Gericht: 1&1-Kündigungsfrist benachteiligt Kunden unangemessen
Das Landgericht Koblenz sieht in der dreimonatigen 1&1-Kündigungsfrist auch bei laufzeitlosen Verträgen eine unangemessene Benachteiligung des Kunden
Foto: Rafa Irusta - Fotolia.com / Montage: teltarif.de
Das Landgericht Koblenz hat dem
Telekommunikationsanbieter 1&1 untersagt, bei Verträgen ohne
feste Vertragslaufzeit auf die Einhaltung einer dreimonatigen Kündigungsfrist zum Monatsende zu
bestehen (teltarif.de berichtete).
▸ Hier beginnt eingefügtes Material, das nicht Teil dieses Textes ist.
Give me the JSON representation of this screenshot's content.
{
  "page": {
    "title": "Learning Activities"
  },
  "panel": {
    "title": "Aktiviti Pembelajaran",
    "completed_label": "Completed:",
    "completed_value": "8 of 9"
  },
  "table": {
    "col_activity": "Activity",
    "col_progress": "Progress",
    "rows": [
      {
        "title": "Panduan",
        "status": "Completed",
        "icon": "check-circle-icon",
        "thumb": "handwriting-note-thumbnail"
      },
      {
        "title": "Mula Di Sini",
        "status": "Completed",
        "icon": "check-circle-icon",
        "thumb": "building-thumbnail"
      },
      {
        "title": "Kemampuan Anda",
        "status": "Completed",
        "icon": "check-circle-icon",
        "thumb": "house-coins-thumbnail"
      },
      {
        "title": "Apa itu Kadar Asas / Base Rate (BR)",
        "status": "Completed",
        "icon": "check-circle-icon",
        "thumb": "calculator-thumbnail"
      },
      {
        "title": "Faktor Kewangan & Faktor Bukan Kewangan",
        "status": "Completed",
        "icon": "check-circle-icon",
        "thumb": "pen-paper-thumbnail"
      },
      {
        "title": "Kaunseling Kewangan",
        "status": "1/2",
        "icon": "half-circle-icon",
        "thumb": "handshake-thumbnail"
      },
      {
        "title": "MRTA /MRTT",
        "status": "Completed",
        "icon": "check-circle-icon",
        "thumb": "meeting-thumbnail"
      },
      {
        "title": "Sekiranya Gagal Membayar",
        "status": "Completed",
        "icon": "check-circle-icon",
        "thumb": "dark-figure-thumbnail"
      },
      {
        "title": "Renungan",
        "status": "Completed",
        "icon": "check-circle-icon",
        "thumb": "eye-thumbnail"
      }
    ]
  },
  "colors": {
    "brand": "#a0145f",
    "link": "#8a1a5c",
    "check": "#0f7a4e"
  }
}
Geklagt hatte die Verbraucherzentrale Baden-Württemberg,
nachdem das Westerwälder Unternehmen das beanstandete Vorgehen nicht hatte ändern wollen.
teltarif.de liegt nun das Urteil (Az.: 1 O 378/12) des Koblenzer Landgerichts vor - der
zuständige Richter fand in seiner Urteilsbegründung deutliche Worte.
Die baden-württembergische Verbraucherzentrale war konkret gegen die Bedingungen der 1&1 Notebook-Flat in der Version ohne feste Vertragslaufzeit vorgegangen. Hierbei verwendet 1&1 seine Allgemeinen Geschäftsbedingungen (AGB) für den Bereich DSL, Telefonie und Mobilfunk. Die Regelung gilt damit auch - wie berichtet - für die laufzeitlosen Varianten der hauseigenen Allnet-Flatrate 1&1 All-Net-Flat. Teilweise wirbt 1&1 mit den Worten "Ohne Vertragslaufzeit. Volle Freiheit und Flexibilität - jederzeit kündbar!"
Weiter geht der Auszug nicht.